How it is possible to approximate:
$\sum_{i=1}^{NR}{i\cdot \left( \dfrac{1}{1-p} \right)^i} $
How it is possible to approximate:
$\sum_{i=1}^{NR}{i\cdot \left( \dfrac{1}{1-p} \right)^i} $
Let $x = \dfrac1{1-p}$ and let $n = NR$. Then we are interested in the sum $\displaystyle \sum_{i=1}^{n} i x^i$.

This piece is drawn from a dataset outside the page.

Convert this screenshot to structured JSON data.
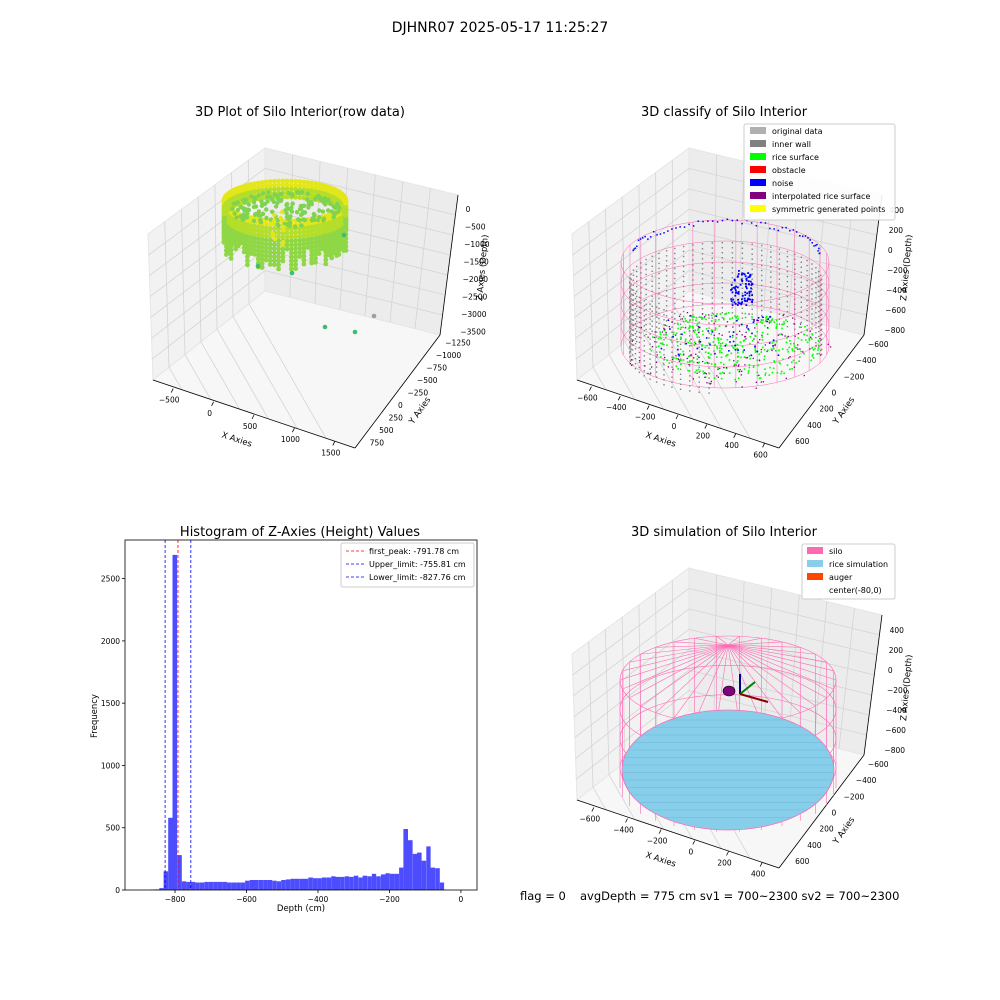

\begin{align} \sum_{i=1}^{n} i x^i & = x \left(\sum_{i=1}^{n} i x^{i-1} \right)\\ & = x \left( \sum_{i=1}^{n} \frac{d x^i}{dx} \right)\\ & = x \frac{d}{dx} \left( \sum_{i=1}^{n} x^i\right)\\ & = x \frac{d}{dx} \left( x\left(\frac{x^n - 1}{x-1} \right) \right)\\ & = x \left( \frac{nx^{n+1} - (n+1)x^n + 1}{(x-1)^2} \right) \end{align}
Replacing $x$ by $\dfrac1{1-p}$ and $n$ by $NR$, we get that the solution is $\left( \frac{NR}{p} - \frac1{p^2} + \frac1p \right) \left( \dfrac1{1-p}\right)^{NR} + \frac1{p^2} - \frac1p$